Wireshark is already installed on CSE machines. If it is not already installed on your machine, your standard mechanism for installing software might provide it, or else you can download it from www.wireshark.org.
Trace File
The trace file is here.
The Wireshark GUI has three main sections, as shown in the figure below. In the top panel is a list of the packets in the trace. The bottom two panels show details on a single packet, selected by clicking on one in the top panel. The middle panel shows header fields - each protocol layer adds a header that encapsulates the information passed down by the layer above. The bottom panel shows the raw bytes that make up the packet. (Note that we're using "packet" as a general term here. Strictly speaking, a unit of information at the link layer (which is what is captured in the trace) is called a frame. At the network layer (IP), the unit is called a packet, at the transport layer a datagram or a segment (depending), and at the application layer a message. We'll often use packet out of habit, though.)

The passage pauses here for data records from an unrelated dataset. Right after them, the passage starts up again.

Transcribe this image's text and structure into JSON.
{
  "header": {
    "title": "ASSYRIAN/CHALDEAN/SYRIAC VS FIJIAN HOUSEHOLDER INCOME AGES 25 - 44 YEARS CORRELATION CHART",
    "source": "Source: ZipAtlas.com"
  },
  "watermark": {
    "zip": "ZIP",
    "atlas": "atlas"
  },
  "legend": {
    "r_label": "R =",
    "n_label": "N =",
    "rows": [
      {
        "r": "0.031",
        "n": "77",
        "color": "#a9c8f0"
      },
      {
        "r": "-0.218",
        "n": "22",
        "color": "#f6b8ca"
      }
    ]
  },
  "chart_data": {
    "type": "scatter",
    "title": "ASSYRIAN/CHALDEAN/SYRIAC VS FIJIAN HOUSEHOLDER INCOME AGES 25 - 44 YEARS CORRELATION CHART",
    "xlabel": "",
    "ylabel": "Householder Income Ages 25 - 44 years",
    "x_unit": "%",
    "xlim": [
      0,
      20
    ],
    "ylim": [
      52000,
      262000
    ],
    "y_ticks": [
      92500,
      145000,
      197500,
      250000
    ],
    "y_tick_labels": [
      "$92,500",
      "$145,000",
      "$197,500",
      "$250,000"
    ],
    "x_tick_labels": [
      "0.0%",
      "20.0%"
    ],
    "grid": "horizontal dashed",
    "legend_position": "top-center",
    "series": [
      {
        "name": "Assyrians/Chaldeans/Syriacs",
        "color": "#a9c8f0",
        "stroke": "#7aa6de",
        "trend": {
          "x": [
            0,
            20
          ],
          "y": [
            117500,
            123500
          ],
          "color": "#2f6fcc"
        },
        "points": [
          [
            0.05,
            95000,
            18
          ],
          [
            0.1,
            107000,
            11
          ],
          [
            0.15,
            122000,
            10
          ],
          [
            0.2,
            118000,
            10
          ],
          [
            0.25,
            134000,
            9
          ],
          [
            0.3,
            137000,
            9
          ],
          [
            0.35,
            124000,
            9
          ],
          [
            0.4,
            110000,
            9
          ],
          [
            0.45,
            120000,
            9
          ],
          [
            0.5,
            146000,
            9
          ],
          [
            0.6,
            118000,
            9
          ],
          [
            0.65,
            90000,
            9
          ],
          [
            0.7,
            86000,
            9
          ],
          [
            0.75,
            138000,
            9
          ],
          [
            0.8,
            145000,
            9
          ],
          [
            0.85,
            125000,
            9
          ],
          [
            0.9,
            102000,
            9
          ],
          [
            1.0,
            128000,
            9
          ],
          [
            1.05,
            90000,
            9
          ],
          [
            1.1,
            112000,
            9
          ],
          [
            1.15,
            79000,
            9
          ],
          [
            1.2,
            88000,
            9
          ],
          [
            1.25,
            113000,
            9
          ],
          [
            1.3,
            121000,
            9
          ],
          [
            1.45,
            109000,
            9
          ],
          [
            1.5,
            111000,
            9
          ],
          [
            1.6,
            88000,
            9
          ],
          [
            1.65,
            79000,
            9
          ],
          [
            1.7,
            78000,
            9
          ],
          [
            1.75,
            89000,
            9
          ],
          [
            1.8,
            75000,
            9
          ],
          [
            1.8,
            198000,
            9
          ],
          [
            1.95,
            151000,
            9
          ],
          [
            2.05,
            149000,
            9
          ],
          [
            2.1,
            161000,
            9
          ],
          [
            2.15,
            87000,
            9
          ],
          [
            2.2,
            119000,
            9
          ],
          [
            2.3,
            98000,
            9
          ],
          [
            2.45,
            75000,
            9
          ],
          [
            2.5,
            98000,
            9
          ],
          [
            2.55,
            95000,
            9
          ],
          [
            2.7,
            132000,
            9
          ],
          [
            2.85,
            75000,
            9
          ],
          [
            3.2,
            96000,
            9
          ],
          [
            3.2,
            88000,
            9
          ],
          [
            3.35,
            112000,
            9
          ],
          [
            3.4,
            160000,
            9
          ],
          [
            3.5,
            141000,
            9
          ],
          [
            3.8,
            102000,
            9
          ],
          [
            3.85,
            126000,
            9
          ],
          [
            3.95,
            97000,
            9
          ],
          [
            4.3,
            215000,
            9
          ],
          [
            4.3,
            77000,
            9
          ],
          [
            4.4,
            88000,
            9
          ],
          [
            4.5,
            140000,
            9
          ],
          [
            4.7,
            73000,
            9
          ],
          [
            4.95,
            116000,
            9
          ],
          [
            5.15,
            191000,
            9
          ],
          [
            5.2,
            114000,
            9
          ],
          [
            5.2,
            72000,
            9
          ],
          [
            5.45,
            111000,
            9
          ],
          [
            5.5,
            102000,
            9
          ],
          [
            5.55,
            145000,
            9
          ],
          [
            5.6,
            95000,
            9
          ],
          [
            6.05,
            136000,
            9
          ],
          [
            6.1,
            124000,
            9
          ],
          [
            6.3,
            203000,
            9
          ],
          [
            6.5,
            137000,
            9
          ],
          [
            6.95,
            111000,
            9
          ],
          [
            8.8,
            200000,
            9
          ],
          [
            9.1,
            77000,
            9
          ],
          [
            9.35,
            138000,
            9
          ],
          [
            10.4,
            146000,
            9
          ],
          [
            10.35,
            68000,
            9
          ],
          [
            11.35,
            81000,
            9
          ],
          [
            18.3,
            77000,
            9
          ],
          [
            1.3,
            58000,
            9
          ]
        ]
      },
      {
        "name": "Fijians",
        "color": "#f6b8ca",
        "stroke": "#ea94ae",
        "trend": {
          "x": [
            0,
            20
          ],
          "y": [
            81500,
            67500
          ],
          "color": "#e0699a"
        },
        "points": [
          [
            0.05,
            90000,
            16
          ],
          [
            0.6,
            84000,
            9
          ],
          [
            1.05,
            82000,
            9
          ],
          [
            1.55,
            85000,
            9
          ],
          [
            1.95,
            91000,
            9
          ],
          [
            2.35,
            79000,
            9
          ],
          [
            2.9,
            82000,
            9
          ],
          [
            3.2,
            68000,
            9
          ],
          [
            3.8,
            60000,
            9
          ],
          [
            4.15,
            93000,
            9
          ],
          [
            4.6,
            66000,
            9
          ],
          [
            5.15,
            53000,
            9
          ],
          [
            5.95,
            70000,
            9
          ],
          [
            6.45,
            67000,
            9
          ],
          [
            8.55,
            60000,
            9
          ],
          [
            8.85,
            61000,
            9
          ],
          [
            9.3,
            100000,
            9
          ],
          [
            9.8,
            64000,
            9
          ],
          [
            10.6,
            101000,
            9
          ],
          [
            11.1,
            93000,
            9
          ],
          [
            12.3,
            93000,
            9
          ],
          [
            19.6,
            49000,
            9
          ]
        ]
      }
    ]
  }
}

Select a packet for which the Protocol column is HTTP and the Info column says it is a GET. This is a packet that carries a web (HTTP) request, for instance as sent from your browser to a web server. Let's have a closer look to see how the packet structure reflects the protocols that are in use.Figure 1: Example Wireshark session
Since we are fetching a web page, we know that the protocol layers being used are as shown below. That is, HTTP is the application layer protocol used to fetch URLs. Like many Internet applications, it runs on top of the TCP transport layer, which itself runs on top of the IP network layer. IP runs on top of some link/physical layer protocols, depending on the physical network. These are typically combined by Wireshark and displayed as Ethernet, if the trace was captured on a wireless interface, or 802.11, if it was captured on a wireless interface.
With the HTTP GET packet selected you can examine the protocol header for each layer, using the middle panel. You can expand the information for each layer by clicking on the + expander or icon to see details about the information it provides.
Figure 2: Protocol stack for a web fetch
Figure 3: Inspecting a HTTP 200 OK response
Draw a figure of the HTTP GET packet (packet 4 in the trace) that shows the position and size in bytes of the HTTP, TCP, IP and Ethernet protocol headers. Your figure can simply show the overall packet as a long, thin rectangle. Leftmost elements are the first sent on the wire. On this drawing, show for each protocol layer the byte range containing the protocol header. If the topmost layer has data, it will be contained in the final segment of the packet. In that case, show its byte range as well. (So, your diagram partitions the bytes of the packets into many protocol headers and possibly one data segment.)
To work out sizes, observe that when you select a protocol block in the middle panel by clicking on it, Wireshark highlights the bytes it corresponds to in the packet in the lower panel and displays their length at the bottom of the window.
Estimate the download protocol overhead, or percentage of the download bytes taken up by protocol overhead. To do this, consider HTTP data (headers and message) to be useful data for the network to carry, and lower layer headers (TCP, IP, and Ethernet) to be the overhead. We would like this overhead to be small, so that most bits are used to carry content that applications care about. To work this out, first look at only the packets in the download direction for a single web fetch. (The GET travels upstream. The other direction is downstream.) The packets should start with a short TCP packet described as a SYN ACK, which is the beginning of a connection. They will be followed by mostly longer packets in the middle (of roughly 1 to 1.5KB), of which the last one is an HTTP packet. This is the main portion of the download. And they will likely end with a short TCP packet that is part of ending the connection. For each packet, you can inspect how much overhead it has in the form of Ethernet / IP / TCP headers, and how much useful HTTP data it carries in the TCP payload. You may also look at the HTTP packet in Wireshark to learn how much data is in the TCP payloads over all download packets.
Q3: Estimate the download protocol overhead for the entire HTTP response, as defined above.
When an Ethernet frame arrives at a computer, the Ethernet layer must hand the packet it contains to the next higher layer to be processed. There can be many "next higher layers" installed on any particular system, and the act of finding the right one to hand any particular incoming packet to is called demultiplexing. We know that in our case the higher layer is IP. But how does the Ethernet protocol know this? We have the same issue at the IP layer -- IP must be able to determine that the contents of IP message is a TCP packet so that it can hand it to the TCP protocol to process. The answer is that protocols use have fields in their headers indicating what the next higher level protocol is. These fields, called demultiplexing keys, are filled in by the protocol layer on the sender side and are read by the protocol layer on the receiving side, since the path up through the layers on the receiver should be the same as the path down through the layers on the sender.
Look at the Ethernet and IP headers of a download packet in detail to answer the following questions:
Q5: Which IP header field is the demultiplexing key indicating that the next higher layer is TCP? What value is used in this field to indicate TCP?